What is your favorite holiday tradition?
Leigh: I’m not sure I have one. When I was married and the children were young, it was sometimes Christmas. We would get up early, have breakfast, after which I would hand out the gifts. Or it could have been Thanksgiving. My mother and my older son have birthdays three days apart (Nov. 22nd, 25th), so Mom and other relatives would come over for a HUGE Thanksgiving dinner with the best china, crystal, and a fancy tablecloth we bought somewhere in Europe. Cleanup was a group affair.
Rosanne: My favorite holiday tradition is decorating the swing bench on my porch with lots of teddy bears and covering them with a Christmas design afghan in red, green and white. It’s so cute, and a warm greeting for everyone who comes to the door.
Linda: All my family gathers on Christmas morning for breakfast. We always try one new dish. Some have been amazing. And then we open gifts. The older ones like to sit back and watch the kiddoes and capture pictures of their faces on their cell phone. It’s my favorite tradition because it brings us all together and the warmth of love surrounds us.
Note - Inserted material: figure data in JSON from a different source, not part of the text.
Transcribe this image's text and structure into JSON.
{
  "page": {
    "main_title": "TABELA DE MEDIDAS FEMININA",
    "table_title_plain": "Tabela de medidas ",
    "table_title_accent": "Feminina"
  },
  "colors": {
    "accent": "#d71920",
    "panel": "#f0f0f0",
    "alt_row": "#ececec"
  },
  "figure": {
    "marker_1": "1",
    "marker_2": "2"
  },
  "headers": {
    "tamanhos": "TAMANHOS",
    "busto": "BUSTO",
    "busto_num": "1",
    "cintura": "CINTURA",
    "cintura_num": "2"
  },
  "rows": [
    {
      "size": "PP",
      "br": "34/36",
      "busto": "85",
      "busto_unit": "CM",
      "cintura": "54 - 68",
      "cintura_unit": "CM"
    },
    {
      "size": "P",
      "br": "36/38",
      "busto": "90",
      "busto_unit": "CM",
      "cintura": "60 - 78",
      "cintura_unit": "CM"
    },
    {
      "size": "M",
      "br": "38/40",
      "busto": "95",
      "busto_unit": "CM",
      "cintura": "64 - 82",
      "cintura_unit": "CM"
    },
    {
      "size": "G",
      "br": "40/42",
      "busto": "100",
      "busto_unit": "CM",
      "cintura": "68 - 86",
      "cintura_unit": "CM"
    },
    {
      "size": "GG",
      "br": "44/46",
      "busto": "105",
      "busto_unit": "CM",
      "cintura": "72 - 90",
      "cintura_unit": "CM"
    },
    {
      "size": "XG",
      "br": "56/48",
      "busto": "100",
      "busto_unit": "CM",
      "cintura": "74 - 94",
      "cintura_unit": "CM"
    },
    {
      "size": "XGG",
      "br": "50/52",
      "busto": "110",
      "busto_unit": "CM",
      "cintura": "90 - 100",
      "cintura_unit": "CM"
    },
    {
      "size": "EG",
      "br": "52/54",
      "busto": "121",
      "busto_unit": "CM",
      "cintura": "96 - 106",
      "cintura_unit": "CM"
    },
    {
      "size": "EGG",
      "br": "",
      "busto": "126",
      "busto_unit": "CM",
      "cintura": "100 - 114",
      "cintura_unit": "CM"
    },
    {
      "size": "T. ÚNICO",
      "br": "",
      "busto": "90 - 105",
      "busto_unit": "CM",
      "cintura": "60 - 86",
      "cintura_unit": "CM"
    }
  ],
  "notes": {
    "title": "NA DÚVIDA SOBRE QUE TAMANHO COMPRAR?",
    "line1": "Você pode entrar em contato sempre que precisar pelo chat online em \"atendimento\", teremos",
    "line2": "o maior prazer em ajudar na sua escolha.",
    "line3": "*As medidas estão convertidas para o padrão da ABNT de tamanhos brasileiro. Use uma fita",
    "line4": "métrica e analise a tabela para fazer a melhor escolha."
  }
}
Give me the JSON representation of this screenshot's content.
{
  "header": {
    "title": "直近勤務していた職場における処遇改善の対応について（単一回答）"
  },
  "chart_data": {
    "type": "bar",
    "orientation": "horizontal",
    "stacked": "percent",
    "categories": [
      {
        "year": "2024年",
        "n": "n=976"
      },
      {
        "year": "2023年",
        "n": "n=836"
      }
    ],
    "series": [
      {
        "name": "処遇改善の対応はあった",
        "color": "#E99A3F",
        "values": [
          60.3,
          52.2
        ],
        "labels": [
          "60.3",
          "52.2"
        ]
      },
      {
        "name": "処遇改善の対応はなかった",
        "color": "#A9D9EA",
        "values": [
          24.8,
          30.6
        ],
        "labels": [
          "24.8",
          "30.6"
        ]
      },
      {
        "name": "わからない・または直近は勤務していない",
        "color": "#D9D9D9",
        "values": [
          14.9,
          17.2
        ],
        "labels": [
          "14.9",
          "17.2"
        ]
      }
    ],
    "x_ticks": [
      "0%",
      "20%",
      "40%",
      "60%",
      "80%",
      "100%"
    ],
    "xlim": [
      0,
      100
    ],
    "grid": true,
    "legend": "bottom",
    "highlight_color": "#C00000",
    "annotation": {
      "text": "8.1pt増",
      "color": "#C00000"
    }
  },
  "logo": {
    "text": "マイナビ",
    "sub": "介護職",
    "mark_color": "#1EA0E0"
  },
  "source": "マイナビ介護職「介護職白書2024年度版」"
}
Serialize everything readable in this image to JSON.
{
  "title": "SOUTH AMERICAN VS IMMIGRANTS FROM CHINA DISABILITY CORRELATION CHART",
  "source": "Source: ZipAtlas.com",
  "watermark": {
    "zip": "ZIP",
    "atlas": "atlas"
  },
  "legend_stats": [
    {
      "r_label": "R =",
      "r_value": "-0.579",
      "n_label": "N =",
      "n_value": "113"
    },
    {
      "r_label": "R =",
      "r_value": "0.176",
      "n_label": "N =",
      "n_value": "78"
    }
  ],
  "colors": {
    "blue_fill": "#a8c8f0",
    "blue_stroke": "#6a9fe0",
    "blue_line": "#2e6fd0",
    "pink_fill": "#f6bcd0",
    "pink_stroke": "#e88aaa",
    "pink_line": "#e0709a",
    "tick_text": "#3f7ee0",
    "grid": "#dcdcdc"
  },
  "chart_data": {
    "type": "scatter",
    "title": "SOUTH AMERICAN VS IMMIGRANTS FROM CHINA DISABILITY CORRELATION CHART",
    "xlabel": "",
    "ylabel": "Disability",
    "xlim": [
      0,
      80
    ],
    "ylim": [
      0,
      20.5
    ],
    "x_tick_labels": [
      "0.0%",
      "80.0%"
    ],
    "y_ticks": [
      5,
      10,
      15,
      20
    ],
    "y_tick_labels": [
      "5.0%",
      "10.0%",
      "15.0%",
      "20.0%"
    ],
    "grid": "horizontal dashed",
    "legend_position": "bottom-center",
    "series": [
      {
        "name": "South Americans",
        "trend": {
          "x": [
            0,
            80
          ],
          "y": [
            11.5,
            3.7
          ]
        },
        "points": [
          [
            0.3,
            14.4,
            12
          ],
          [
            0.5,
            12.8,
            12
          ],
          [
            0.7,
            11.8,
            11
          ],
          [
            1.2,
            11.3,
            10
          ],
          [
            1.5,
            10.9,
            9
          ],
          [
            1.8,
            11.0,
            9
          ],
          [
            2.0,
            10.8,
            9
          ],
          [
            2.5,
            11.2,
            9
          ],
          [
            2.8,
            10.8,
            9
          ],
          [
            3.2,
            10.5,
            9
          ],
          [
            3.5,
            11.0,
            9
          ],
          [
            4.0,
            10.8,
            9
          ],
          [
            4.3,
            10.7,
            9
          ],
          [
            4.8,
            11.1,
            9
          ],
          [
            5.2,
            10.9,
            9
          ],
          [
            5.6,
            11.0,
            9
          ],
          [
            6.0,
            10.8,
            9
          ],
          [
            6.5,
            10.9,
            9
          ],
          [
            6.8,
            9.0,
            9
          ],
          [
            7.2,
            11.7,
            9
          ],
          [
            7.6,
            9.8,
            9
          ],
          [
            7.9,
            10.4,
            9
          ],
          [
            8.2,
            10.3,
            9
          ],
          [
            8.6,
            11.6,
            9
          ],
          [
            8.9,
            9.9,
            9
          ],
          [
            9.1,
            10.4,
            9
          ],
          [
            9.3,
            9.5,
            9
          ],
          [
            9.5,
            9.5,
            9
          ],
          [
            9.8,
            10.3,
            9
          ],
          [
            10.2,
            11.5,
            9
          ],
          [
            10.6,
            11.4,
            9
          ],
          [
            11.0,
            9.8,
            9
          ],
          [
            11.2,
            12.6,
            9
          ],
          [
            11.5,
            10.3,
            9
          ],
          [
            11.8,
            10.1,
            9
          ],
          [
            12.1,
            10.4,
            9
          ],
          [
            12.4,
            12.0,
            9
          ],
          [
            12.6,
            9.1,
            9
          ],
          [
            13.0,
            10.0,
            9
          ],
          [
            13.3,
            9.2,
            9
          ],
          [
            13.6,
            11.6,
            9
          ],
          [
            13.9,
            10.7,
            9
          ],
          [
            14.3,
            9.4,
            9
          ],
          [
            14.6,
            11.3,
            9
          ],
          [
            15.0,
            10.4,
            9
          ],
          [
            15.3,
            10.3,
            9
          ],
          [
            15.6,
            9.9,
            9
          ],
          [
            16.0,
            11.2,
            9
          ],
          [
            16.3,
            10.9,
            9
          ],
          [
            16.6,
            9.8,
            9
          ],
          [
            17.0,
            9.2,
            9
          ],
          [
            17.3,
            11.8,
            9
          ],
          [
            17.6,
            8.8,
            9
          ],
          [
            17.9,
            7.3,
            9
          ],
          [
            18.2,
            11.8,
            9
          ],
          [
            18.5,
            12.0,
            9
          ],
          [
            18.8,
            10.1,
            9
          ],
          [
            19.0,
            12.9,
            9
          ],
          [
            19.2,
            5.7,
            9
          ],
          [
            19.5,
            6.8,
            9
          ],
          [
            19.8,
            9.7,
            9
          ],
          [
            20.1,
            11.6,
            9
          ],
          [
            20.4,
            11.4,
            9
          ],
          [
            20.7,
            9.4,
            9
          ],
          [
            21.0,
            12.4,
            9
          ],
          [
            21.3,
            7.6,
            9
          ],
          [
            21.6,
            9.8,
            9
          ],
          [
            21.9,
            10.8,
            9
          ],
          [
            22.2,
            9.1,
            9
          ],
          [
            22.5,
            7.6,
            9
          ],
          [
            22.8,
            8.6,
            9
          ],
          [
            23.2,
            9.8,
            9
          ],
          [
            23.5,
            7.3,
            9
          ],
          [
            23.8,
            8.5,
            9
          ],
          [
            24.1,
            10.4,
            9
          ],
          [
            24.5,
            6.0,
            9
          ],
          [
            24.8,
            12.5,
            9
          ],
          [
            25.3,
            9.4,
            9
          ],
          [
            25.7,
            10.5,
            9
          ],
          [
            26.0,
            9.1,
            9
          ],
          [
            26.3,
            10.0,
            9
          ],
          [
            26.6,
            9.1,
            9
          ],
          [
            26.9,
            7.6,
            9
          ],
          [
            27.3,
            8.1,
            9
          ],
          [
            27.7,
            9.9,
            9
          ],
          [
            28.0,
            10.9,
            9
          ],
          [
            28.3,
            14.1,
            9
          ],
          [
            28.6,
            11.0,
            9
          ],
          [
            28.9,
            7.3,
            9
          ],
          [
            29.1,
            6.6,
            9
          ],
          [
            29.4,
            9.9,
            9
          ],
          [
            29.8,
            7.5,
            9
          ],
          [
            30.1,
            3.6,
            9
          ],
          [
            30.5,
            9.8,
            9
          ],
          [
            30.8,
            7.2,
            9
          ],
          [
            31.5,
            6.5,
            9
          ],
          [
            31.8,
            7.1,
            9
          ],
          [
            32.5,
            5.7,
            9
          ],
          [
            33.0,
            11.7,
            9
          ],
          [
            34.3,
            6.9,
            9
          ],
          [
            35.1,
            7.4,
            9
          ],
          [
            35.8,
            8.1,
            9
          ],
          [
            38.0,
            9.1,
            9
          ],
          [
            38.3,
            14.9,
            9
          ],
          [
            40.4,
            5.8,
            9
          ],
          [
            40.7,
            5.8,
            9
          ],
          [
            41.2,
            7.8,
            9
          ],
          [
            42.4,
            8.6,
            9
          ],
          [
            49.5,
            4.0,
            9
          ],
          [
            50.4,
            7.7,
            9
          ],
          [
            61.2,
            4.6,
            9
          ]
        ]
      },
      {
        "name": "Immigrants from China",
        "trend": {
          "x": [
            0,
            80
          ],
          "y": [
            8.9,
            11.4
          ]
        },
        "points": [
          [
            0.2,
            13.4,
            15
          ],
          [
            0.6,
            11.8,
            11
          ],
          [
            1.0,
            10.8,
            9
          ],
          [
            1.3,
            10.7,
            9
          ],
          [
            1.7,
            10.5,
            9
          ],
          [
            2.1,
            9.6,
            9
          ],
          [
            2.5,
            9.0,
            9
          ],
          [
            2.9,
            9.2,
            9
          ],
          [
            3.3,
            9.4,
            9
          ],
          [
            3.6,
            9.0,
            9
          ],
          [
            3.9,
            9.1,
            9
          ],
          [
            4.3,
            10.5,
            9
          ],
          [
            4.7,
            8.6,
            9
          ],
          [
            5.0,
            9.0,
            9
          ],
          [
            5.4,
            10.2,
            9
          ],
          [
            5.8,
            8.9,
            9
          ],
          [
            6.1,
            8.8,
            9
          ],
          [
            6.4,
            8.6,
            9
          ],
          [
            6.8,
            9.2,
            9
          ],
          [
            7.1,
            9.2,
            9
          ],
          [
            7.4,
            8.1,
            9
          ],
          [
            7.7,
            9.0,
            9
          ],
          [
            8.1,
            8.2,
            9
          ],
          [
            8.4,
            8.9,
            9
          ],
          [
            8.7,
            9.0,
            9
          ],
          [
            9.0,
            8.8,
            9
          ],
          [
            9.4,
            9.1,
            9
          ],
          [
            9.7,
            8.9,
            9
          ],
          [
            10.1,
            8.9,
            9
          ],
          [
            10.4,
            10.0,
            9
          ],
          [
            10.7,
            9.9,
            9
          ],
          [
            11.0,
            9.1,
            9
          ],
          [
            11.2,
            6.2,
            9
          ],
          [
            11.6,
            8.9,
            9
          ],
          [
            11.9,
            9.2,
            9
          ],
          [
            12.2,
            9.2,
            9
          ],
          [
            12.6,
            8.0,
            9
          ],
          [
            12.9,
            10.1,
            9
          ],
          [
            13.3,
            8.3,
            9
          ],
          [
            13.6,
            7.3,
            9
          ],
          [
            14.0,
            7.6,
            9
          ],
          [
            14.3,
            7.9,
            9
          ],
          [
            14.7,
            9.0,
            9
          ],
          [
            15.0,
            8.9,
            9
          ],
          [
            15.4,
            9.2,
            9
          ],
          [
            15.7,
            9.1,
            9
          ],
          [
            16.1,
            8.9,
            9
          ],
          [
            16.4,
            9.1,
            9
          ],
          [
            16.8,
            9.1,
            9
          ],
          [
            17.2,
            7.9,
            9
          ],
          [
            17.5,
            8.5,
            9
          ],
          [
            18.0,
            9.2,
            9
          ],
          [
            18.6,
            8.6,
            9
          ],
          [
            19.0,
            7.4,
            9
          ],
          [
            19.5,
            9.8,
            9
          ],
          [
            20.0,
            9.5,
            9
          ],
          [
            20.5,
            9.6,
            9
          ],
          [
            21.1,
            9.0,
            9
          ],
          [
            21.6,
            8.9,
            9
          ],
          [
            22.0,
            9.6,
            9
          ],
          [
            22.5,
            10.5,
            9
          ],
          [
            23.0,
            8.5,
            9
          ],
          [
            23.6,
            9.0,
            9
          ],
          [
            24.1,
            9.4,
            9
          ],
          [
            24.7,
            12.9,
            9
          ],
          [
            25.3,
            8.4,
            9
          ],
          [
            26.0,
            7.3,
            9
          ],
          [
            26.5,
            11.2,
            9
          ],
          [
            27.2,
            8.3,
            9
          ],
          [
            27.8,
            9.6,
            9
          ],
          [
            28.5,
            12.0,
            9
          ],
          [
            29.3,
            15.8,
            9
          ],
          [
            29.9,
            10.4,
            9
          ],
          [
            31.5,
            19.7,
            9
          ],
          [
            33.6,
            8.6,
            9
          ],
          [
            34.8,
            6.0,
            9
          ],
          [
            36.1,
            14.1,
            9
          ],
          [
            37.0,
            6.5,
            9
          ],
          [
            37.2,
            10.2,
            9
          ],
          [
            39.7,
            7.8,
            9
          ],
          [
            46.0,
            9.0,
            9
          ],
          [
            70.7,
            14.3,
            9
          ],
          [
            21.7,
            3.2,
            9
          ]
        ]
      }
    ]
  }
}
Family is everything to me and maybe that’s why I always write about it in my stories.
Margaret: Our family had two favorite traditions.
When the children were young, we’d set an empty manger on the mantel next to a bowl of hay. When a family member did a kindness to another, a piece of hay would be added to the manger. By Christmas Eve, the baby Jesus always had a soft bed on which to celebrate his birthday.
Another family tradition evolved accidentally. We called it the “Guess what Santa left on the roof” game. It all started one dismal day in January when I found a set of building blocks hidden in my closet that Santa was supposed to have left under the tree. My solution was to announce that I’d found it on the roof. Santa must have dropped it. The kids loved it and it really brightened the day. Every year after that, Santa always left a surprise on the roof to be found after Christmas. The funny part is that no one ever asked what Mom was doing on the roof.
Anna: Before he died five years ago, my husband and I used to take a drive around whatever town we were in on Christmas night looking at all the decorations; we would crank up a Christmas carol CD and sing along. Even now that he’s gone, I still do that—and I’m pretty sure I hear him singing as well!
Amy: My favorite holiday tradition is our family’s annual hunt for a Christmas tree. We live in an area with a variety of Christmas tree farms where you can select and cut your own tree. Every year, my husband and I bundle up our three kids and head out on snowy roads to find the perfect tree. Our favorite tree farm offers tractor-drawn wagon rides out to the fields where evergreens grow in neat little rows. After the kids run around and argue over which tree they’d like to bring home, we settle on one we all love and my husband saws it down. The kids take turns dragging the tree to the road where we hop back into the wagon for a ride to the barn. There is warm apple cider and cookies to enjoy while the tree is shaken free of snow and strapped to the roof of our vehicle for the journey home. Despite sometimes frigid temps, it’s a day I always look forward to.